An academic session on Tuesday follows a Monday night public panel discussion at Fordham in Manhattan.

"We think it's important once in a while to have fun, and to free the scholarly imagination," Green said. "Good scholarship and good teaching require it. ... It's a lens through which to look at the relationship between law, society and culture. We hope it leads some scholars to think things they haven't thought before."

Green has been a Dylan fan since high school. "My parents couldn't stand it - they liked Frank Sinatra. They thought Dylan was just whining, and that listening to him was a waste of time," he wryly noted. "Now I am vindicated. I can say that, all along, I was setting the stage for future scholarship."

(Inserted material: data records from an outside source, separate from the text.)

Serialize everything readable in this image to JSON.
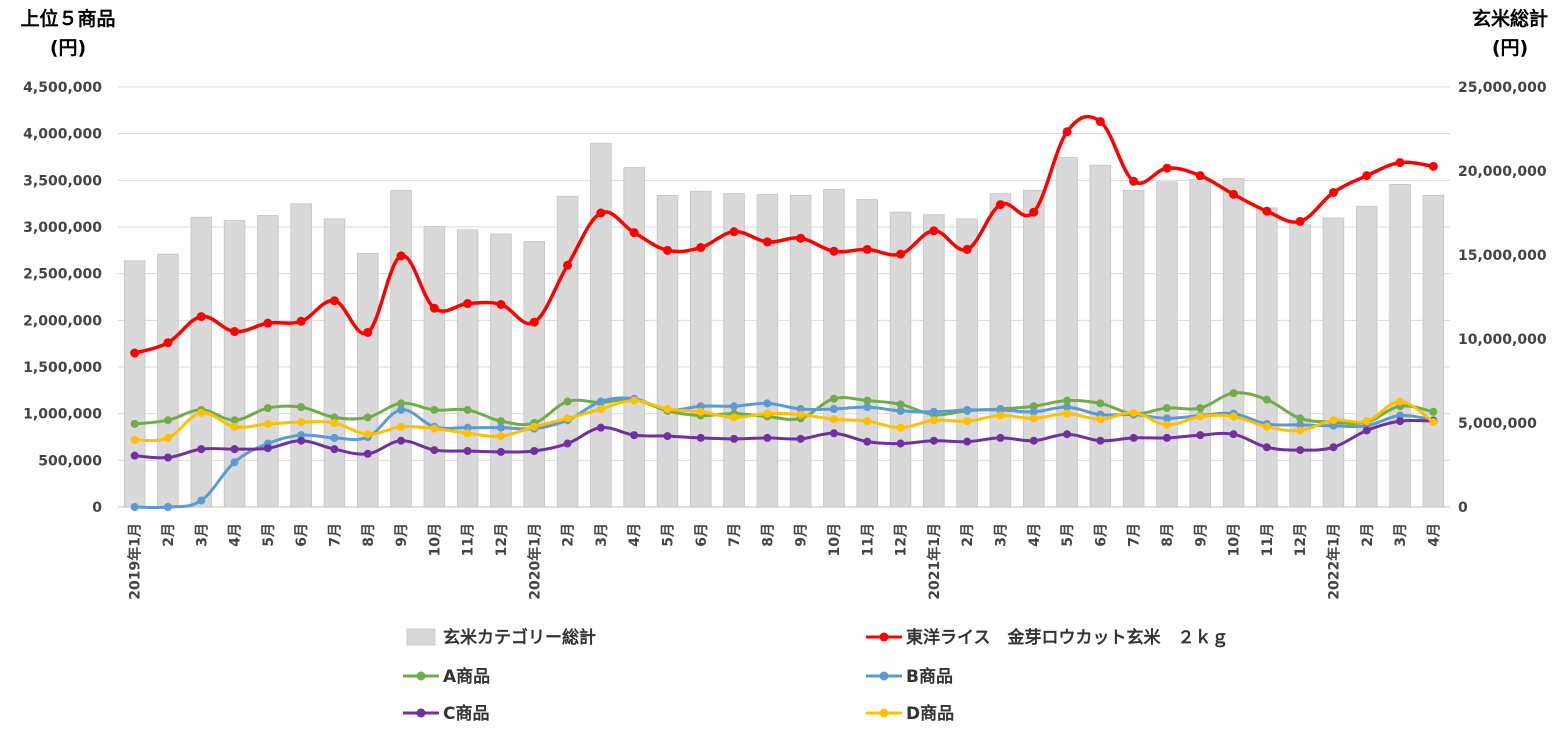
{
  "chart_data": {
    "type": "bar",
    "left_axis_title": [
      "上位５商品",
      "(円)"
    ],
    "right_axis_title": [
      "玄米総計",
      "(円)"
    ],
    "left_ylim": [
      0,
      4500000
    ],
    "right_ylim": [
      0,
      25000000
    ],
    "left_ticks": [
      "0",
      "500,000",
      "1,000,000",
      "1,500,000",
      "2,000,000",
      "2,500,000",
      "3,000,000",
      "3,500,000",
      "4,000,000",
      "4,500,000"
    ],
    "right_ticks": [
      "0",
      "5,000,000",
      "10,000,000",
      "15,000,000",
      "20,000,000",
      "25,000,000"
    ],
    "grid": true,
    "legend_placement": "bottom",
    "categories": [
      "2019年1月",
      "2月",
      "3月",
      "4月",
      "5月",
      "6月",
      "7月",
      "8月",
      "9月",
      "10月",
      "11月",
      "12月",
      "2020年1月",
      "2月",
      "3月",
      "4月",
      "5月",
      "6月",
      "7月",
      "8月",
      "9月",
      "10月",
      "11月",
      "12月",
      "2021年1月",
      "2月",
      "3月",
      "4月",
      "5月",
      "6月",
      "7月",
      "8月",
      "9月",
      "10月",
      "11月",
      "12月",
      "2022年1月",
      "2月",
      "3月",
      "4月"
    ],
    "bar_series": {
      "name": "玄米カテゴリー総計",
      "axis": "right",
      "color": "#d9d9d9",
      "values": [
        14650000,
        15050000,
        17250000,
        17050000,
        17350000,
        18050000,
        17150000,
        15100000,
        18850000,
        16700000,
        16500000,
        16250000,
        15800000,
        18500000,
        21650000,
        20200000,
        18550000,
        18800000,
        18650000,
        18600000,
        18550000,
        18900000,
        18300000,
        17550000,
        17400000,
        17150000,
        18650000,
        18850000,
        20800000,
        20350000,
        18850000,
        19350000,
        19500000,
        19550000,
        17800000,
        16800000,
        17200000,
        17900000,
        19200000,
        18550000
      ]
    },
    "series": [
      {
        "name": "東洋ライス　金芽ロウカット玄米　２ｋｇ",
        "color": "#ff0000",
        "axis": "left",
        "values": [
          1650000,
          1760000,
          2040000,
          1880000,
          1970000,
          1990000,
          2210000,
          1870000,
          2690000,
          2130000,
          2180000,
          2170000,
          1980000,
          2590000,
          3150000,
          2940000,
          2750000,
          2780000,
          2950000,
          2840000,
          2880000,
          2740000,
          2760000,
          2710000,
          2960000,
          2760000,
          3240000,
          3160000,
          4020000,
          4130000,
          3490000,
          3630000,
          3550000,
          3350000,
          3170000,
          3060000,
          3370000,
          3550000,
          3690000,
          3650000
        ]
      },
      {
        "name": "A商品",
        "color": "#70ad47",
        "axis": "left",
        "values": [
          890000,
          930000,
          1040000,
          930000,
          1060000,
          1070000,
          960000,
          960000,
          1110000,
          1040000,
          1040000,
          920000,
          900000,
          1130000,
          1120000,
          1150000,
          1030000,
          980000,
          1000000,
          970000,
          950000,
          1160000,
          1140000,
          1100000,
          990000,
          1030000,
          1050000,
          1080000,
          1140000,
          1110000,
          1000000,
          1060000,
          1060000,
          1220000,
          1150000,
          950000,
          910000,
          910000,
          1080000,
          1020000
        ]
      },
      {
        "name": "B商品",
        "color": "#5b9bd5",
        "axis": "left",
        "values": [
          0,
          0,
          70000,
          480000,
          680000,
          770000,
          740000,
          750000,
          1040000,
          860000,
          850000,
          850000,
          840000,
          930000,
          1130000,
          1160000,
          1040000,
          1080000,
          1080000,
          1110000,
          1050000,
          1050000,
          1070000,
          1030000,
          1020000,
          1040000,
          1040000,
          1020000,
          1070000,
          990000,
          990000,
          950000,
          980000,
          1000000,
          890000,
          880000,
          870000,
          870000,
          980000,
          930000
        ]
      },
      {
        "name": "C商品",
        "color": "#7030a0",
        "axis": "left",
        "values": [
          550000,
          530000,
          620000,
          620000,
          630000,
          710000,
          620000,
          570000,
          710000,
          610000,
          600000,
          590000,
          600000,
          680000,
          850000,
          770000,
          760000,
          740000,
          730000,
          740000,
          730000,
          790000,
          700000,
          680000,
          710000,
          700000,
          740000,
          710000,
          780000,
          710000,
          740000,
          740000,
          770000,
          780000,
          640000,
          610000,
          640000,
          820000,
          920000,
          920000
        ]
      },
      {
        "name": "D商品",
        "color": "#ffc000",
        "axis": "left",
        "values": [
          720000,
          740000,
          1010000,
          860000,
          890000,
          910000,
          900000,
          780000,
          860000,
          840000,
          790000,
          760000,
          860000,
          950000,
          1050000,
          1140000,
          1050000,
          1020000,
          960000,
          1000000,
          990000,
          940000,
          920000,
          850000,
          930000,
          920000,
          980000,
          950000,
          1000000,
          940000,
          1010000,
          880000,
          970000,
          970000,
          860000,
          820000,
          930000,
          920000,
          1130000,
          910000
        ]
      }
    ]
  }
}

Another conversation topic at the conference will be "The Lonesome Death of Hattie Carroll."

In 1963, tobacco farmer William D. Zantzinger was convicted of manslaughter and sentenced to six months in jail plus a $500 fine for killing Hattie Carroll, a barmaid at a society charity dance.

Zantzinger "killed poor Hattie Carroll with a cane that he twirled around his diamond ring finger at a Baltimore hotel society gath'rin' ...," sings Dylan. "In the courtroom of honor, the judge pounded his gavel to show that all's equal and that the courts are on the level. And that the strings in the books ain't pulled and persuaded and that even the nobles get properly handled."

The conference also offers intellectual counterpoints.

Dylan "wrote some very powerful songs about what happens to folks when the system, and when the law, fail them," said Richard H. Underwood, a professor at the University of Kentucky College of Law. But while Dylan was inspired by real-life cases, Underwood said, he "was not necessarily concerned with true facts. He took a lot of poetic license."

"I must say, Dylan never lets the facts get in the way of a good story," agreed Abbe Smith, a Georgetown Law School professor who's also an expert on Bruce Springsteen and the law.

Though "beautiful," she said, the Hattie Carroll ballad is "not exactly accurate." Among other things, Dylan misstated the charge; and there was "reasonable argument that the cause of the death was not a blow to the head," but Carroll's poor health.

Dylan has "a kind of stark, if not simplistic, view of guilt and innocence," said Smith. "It may be the stories he picks, or how the story gets told in something as relatively short as a song."

And how, Smith is asked, might Dylan view lawyers?

"I think he probably likes lawyers better than judges," she said with a chuckle. "I think he probably would like lawyers who fight for the little guy. He would not like Holden Caulfield from 'Catcher in the Rye.'"

Coincidental to the conference will be the April 12 release of a Dylan recording from a long-ago folk festival in Waltham, Mass.

The set list from that appearance included "Ballad of Hollis Brown," which relates what Dylan has said was the true story of how "seven shots ring out like the ocean's pounding roar. There's seven people dead on a South Dakota farm."
The new release's title? "Bob Dylan in Concert - Brandeis University 1963." The school was named for the late U.S. Supreme Court Justice Louis Dembitz Brandeis.